Although operations continue to be negative, both the excess margin and cash flow have been solid. Inpatient acute patient days and outpatient visits have shown strong growth since fiscal 2005 (fiscal year-end is March 31).

While days' cash has dropped to $54.9 million for the five months ended Aug. 31, 2007, from $60.0 million in fiscal 2005, a large amount of cash was used to pay down a long-term line of credit, significantly reducing leverage. Investment income continues to be very strong.

"The revised outlook is based on Casa Colina's declining leverage and positive volume trends," said Standard & Poor's credit analyst Keith Dickinson. "Casa Colina has posted strong EBIDA and investment income for fiscal 2007."

While Casa Colina's revenues grew 4.8% in fiscal 2007 over fiscal 2006 to a historical high of $46.6 million, its operating expenses, including depreciation and interest expense, grew by 7.5% to $49.5 million, producing a loss of $2.9 million.

The fiscal 2007 operating margin was negative 6.2%, versus a $1.6 million loss for fiscal 2006, a negative 3.5% operating margin.
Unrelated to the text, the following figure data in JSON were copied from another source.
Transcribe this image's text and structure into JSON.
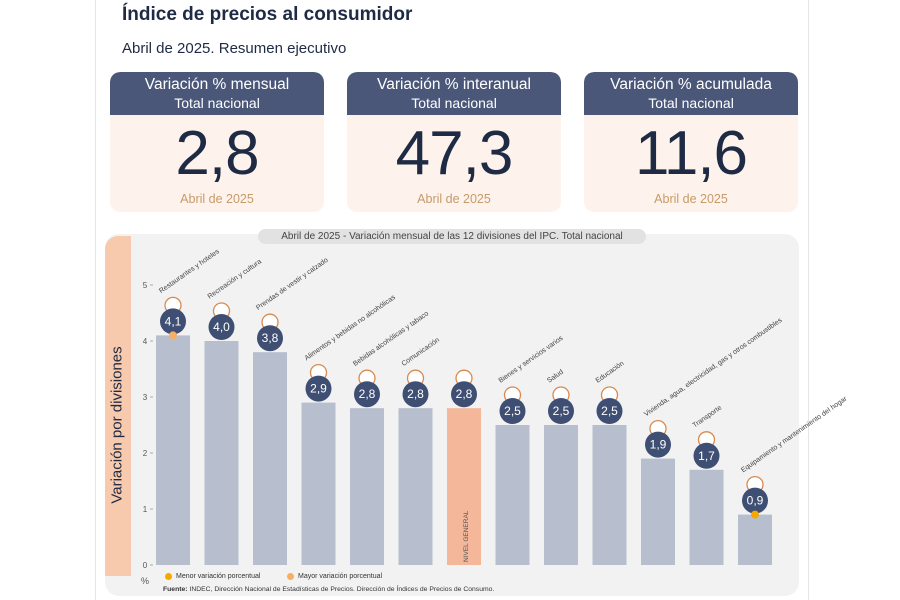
{
  "header": {
    "title": "Índice de precios al consumidor",
    "subtitle": "Abril de 2025. Resumen ejecutivo"
  },
  "cards": [
    {
      "heading": "Variación % mensual",
      "scope": "Total nacional",
      "value": "2,8",
      "period": "Abril de 2025"
    },
    {
      "heading": "Variación % interanual",
      "scope": "Total nacional",
      "value": "47,3",
      "period": "Abril de 2025"
    },
    {
      "heading": "Variación % acumulada",
      "scope": "Total nacional",
      "value": "11,6",
      "period": "Abril de 2025"
    }
  ],
  "chart_data": {
    "type": "bar",
    "title": "Abril de 2025 - Variación mensual de las 12 divisiones del IPC. Total nacional",
    "ylabel": "Variación por divisiones",
    "yunit": "%",
    "ylim": [
      0,
      5
    ],
    "yticks": [
      0,
      1,
      2,
      3,
      4,
      5
    ],
    "categories": [
      "Restaurantes y hoteles",
      "Recreación y cultura",
      "Prendas de vestir y calzado",
      "Alimentos y bebidas no alcohólicas",
      "Bebidas alcohólicas y tabaco",
      "Comunicación",
      "NIVEL GENERAL",
      "Bienes y servicios varios",
      "Salud",
      "Educación",
      "Vivienda, agua, electricidad, gas y otros combustibles",
      "Transporte",
      "Equipamiento y mantenimiento del hogar"
    ],
    "values": [
      4.1,
      4.0,
      3.8,
      2.9,
      2.8,
      2.8,
      2.8,
      2.5,
      2.5,
      2.5,
      1.9,
      1.7,
      0.9
    ],
    "value_labels": [
      "4,1",
      "4,0",
      "3,8",
      "2,9",
      "2,8",
      "2,8",
      "2,8",
      "2,5",
      "2,5",
      "2,5",
      "1,9",
      "1,7",
      "0,9"
    ],
    "highlight_category": "NIVEL GENERAL",
    "colors": {
      "bar": "#b7bfcf",
      "highlight_bar": "#f4b79a",
      "badge": "#3f4f73",
      "marker_min": "#f5a800",
      "marker_max": "#f5b066"
    },
    "markers": [
      {
        "category": "Restaurantes y hoteles",
        "kind": "max"
      },
      {
        "category": "Equipamiento y mantenimiento del hogar",
        "kind": "min"
      }
    ],
    "legend": [
      {
        "label": "Menor variación porcentual",
        "kind": "min"
      },
      {
        "label": "Mayor variación porcentual",
        "kind": "max"
      }
    ],
    "icons": [
      "cutlery-icon",
      "umbrella-icon",
      "shirt-icon",
      "food-icon",
      "bottle-icon",
      "phone-icon",
      "basket-icon",
      "scissors-icon",
      "medical-cross-icon",
      "book-icon",
      "lightbulb-icon",
      "bus-card-icon",
      "home-appliance-icon"
    ]
  },
  "source": {
    "label": "Fuente:",
    "text": "INDEC, Dirección Nacional de Estadísticas de Precios. Dirección de Índices de Precios de Consumo."
  }
}
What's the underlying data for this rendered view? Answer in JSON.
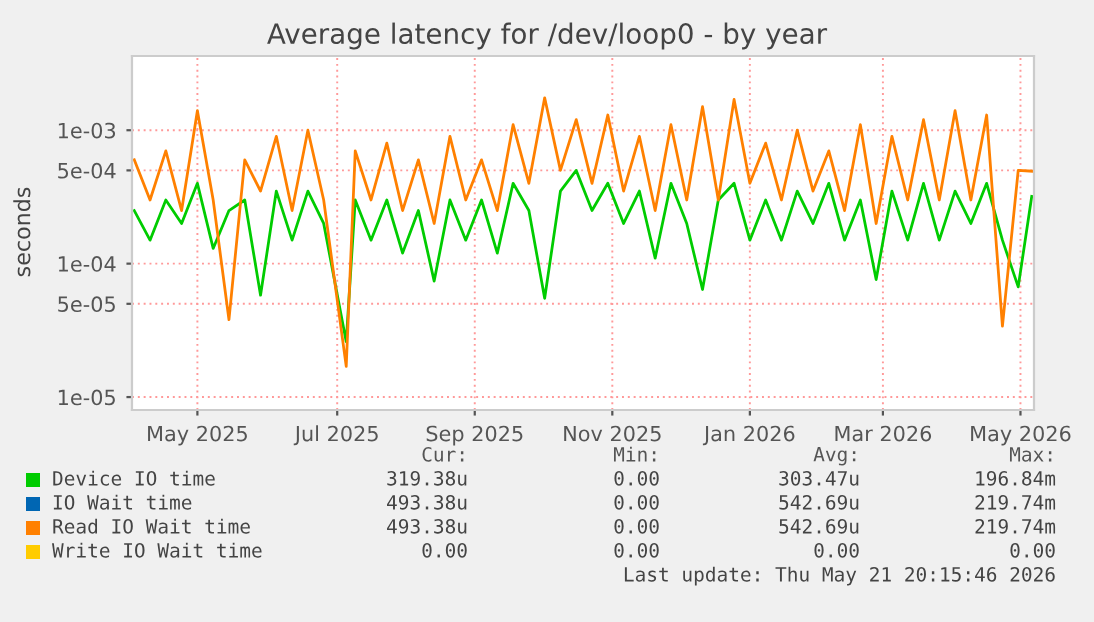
{
  "chart_data": {
    "type": "line",
    "title": "Average latency for /dev/loop0 - by year",
    "ylabel": "seconds",
    "log": "y",
    "grid": true,
    "legend": "bottom",
    "marker": "none",
    "line_style": "solid",
    "x": [
      "2025-04-18",
      "2025-04-25",
      "2025-05-02",
      "2025-05-09",
      "2025-05-16",
      "2025-05-23",
      "2025-05-30",
      "2025-06-06",
      "2025-06-13",
      "2025-06-20",
      "2025-06-27",
      "2025-07-04",
      "2025-07-11",
      "2025-07-21",
      "2025-07-25",
      "2025-08-01",
      "2025-08-08",
      "2025-08-15",
      "2025-08-22",
      "2025-08-29",
      "2025-09-05",
      "2025-09-12",
      "2025-09-19",
      "2025-09-26",
      "2025-10-03",
      "2025-10-10",
      "2025-10-17",
      "2025-10-24",
      "2025-10-31",
      "2025-11-07",
      "2025-11-14",
      "2025-11-21",
      "2025-11-28",
      "2025-12-05",
      "2025-12-12",
      "2025-12-19",
      "2025-12-26",
      "2026-01-02",
      "2026-01-09",
      "2026-01-16",
      "2026-01-23",
      "2026-01-30",
      "2026-02-06",
      "2026-02-13",
      "2026-02-20",
      "2026-02-27",
      "2026-03-06",
      "2026-03-13",
      "2026-03-20",
      "2026-03-27",
      "2026-04-03",
      "2026-04-10",
      "2026-04-17",
      "2026-04-24",
      "2026-05-01",
      "2026-05-08",
      "2026-05-15",
      "2026-05-21"
    ],
    "xlim": [
      "2025-04-17",
      "2026-05-22"
    ],
    "xticks": [
      {
        "value": "2025-05-16",
        "label": "May 2025"
      },
      {
        "value": "2025-07-17",
        "label": "Jul 2025"
      },
      {
        "value": "2025-09-16",
        "label": "Sep 2025"
      },
      {
        "value": "2025-11-16",
        "label": "Nov 2025"
      },
      {
        "value": "2026-01-16",
        "label": "Jan 2026"
      },
      {
        "value": "2026-03-16",
        "label": "Mar 2026"
      },
      {
        "value": "2026-05-16",
        "label": "May 2026"
      }
    ],
    "ylim": [
      8e-06,
      0.0036
    ],
    "yticks": [
      {
        "value": 1e-05,
        "label": "1e-05"
      },
      {
        "value": 5e-05,
        "label": "5e-05"
      },
      {
        "value": 0.0001,
        "label": "1e-04"
      },
      {
        "value": 0.0005,
        "label": "5e-04"
      },
      {
        "value": 0.001,
        "label": "1e-03"
      }
    ],
    "series": [
      {
        "name": "Device IO time",
        "color": "#00cc00",
        "values": [
          0.00025,
          0.00015,
          0.0003,
          0.0002,
          0.0004,
          0.00013,
          0.00025,
          0.0003,
          5.8e-05,
          0.00035,
          0.00015,
          0.00035,
          0.0002,
          2.6e-05,
          0.0003,
          0.00015,
          0.0003,
          0.00012,
          0.00025,
          7.4e-05,
          0.0003,
          0.00015,
          0.0003,
          0.00012,
          0.0004,
          0.00025,
          5.5e-05,
          0.00035,
          0.0005,
          0.00025,
          0.0004,
          0.0002,
          0.00035,
          0.00011,
          0.0004,
          0.0002,
          6.4e-05,
          0.0003,
          0.0004,
          0.00015,
          0.0003,
          0.00015,
          0.00035,
          0.0002,
          0.0004,
          0.00015,
          0.0003,
          7.6e-05,
          0.00035,
          0.00015,
          0.0004,
          0.00015,
          0.00035,
          0.0002,
          0.0004,
          0.00015,
          6.7e-05,
          0.000319
        ]
      },
      {
        "name": "IO Wait time",
        "color": "#0066b3",
        "values": [
          null,
          null,
          null,
          null,
          null,
          null,
          null,
          null,
          null,
          null,
          null,
          null,
          null,
          null,
          null,
          null,
          null,
          null,
          null,
          null,
          null,
          null,
          null,
          null,
          null,
          null,
          null,
          null,
          null,
          null,
          null,
          null,
          null,
          null,
          null,
          null,
          null,
          null,
          null,
          null,
          null,
          null,
          null,
          null,
          null,
          null,
          null,
          null,
          null,
          null,
          null,
          null,
          null,
          null,
          null,
          null,
          null,
          null
        ]
      },
      {
        "name": "Read IO Wait time",
        "color": "#ff8000",
        "values": [
          0.0006,
          0.0003,
          0.0007,
          0.00025,
          0.0014,
          0.0003,
          3.8e-05,
          0.0006,
          0.00035,
          0.0009,
          0.00025,
          0.001,
          0.0003,
          1.7e-05,
          0.0007,
          0.0003,
          0.0008,
          0.00025,
          0.0006,
          0.0002,
          0.0009,
          0.0003,
          0.0006,
          0.00025,
          0.0011,
          0.0004,
          0.00175,
          0.0005,
          0.0012,
          0.0004,
          0.0013,
          0.00035,
          0.0009,
          0.00025,
          0.0011,
          0.0003,
          0.0015,
          0.0003,
          0.0017,
          0.0004,
          0.0008,
          0.0003,
          0.001,
          0.00035,
          0.0007,
          0.00025,
          0.0011,
          0.0002,
          0.0009,
          0.0003,
          0.0012,
          0.0003,
          0.0014,
          0.0003,
          0.0013,
          3.4e-05,
          0.0005,
          0.00049338
        ]
      },
      {
        "name": "Write IO Wait time",
        "color": "#ffcc00",
        "values": [
          null,
          null,
          null,
          null,
          null,
          null,
          null,
          null,
          null,
          null,
          null,
          null,
          null,
          null,
          null,
          null,
          null,
          null,
          null,
          null,
          null,
          null,
          null,
          null,
          null,
          null,
          null,
          null,
          null,
          null,
          null,
          null,
          null,
          null,
          null,
          null,
          null,
          null,
          null,
          null,
          null,
          null,
          null,
          null,
          null,
          null,
          null,
          null,
          null,
          null,
          null,
          null,
          null,
          null,
          null,
          null,
          null,
          null
        ]
      }
    ],
    "annotations": [
      "Cur:",
      "Min:",
      "Avg:",
      "Max:",
      "319.38u",
      "0.00",
      "303.47u",
      "196.84m",
      "493.38u",
      "0.00",
      "542.69u",
      "219.74m",
      "493.38u",
      "0.00",
      "542.69u",
      "219.74m",
      "0.00",
      "0.00",
      "0.00",
      "0.00",
      "Last update: Thu May 21 20:15:46 2026"
    ]
  }
}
Driving this loss was a large increase in other operating expenses, salary expense, bad debt, and increased interest expense.

Another factor depressing the operating income includes depreciation expense that has grown by $608,000 from fiscal 2005 to fiscal 2007, while interest expense has grown by almost $2 million for the same period as the new facilities came on line.

The EBIDA margin, however, rose to 17.0% from 14.0% in fiscal 2006 and 12.8% in fiscal 2005, boosted by solid investment income. Casa Colina's excess margin in fiscal 2007 was a strong 4.9% and included investment income of $5.7 million versus a 1.7% excess margin in fiscal 2006 that included $2.9 million of investment income.

For the five-month interim period, Casa Colina posted a $414,000 operating loss on a revenue base of $21.5 million (a negative 1.9% operating margin) and recorded for this period $9.8 million of investment income, producing an excess margin of 29.8%. Maximum annual debt service coverage has improved to 2.7x in fiscal 2007 from 2.0x in fiscal 2006 and 1.5x in fiscal 2005.

Casa Colina, which was founded in 1936 to work with polio patients, is located in Pomona (roughly 30 miles from Los Angeles).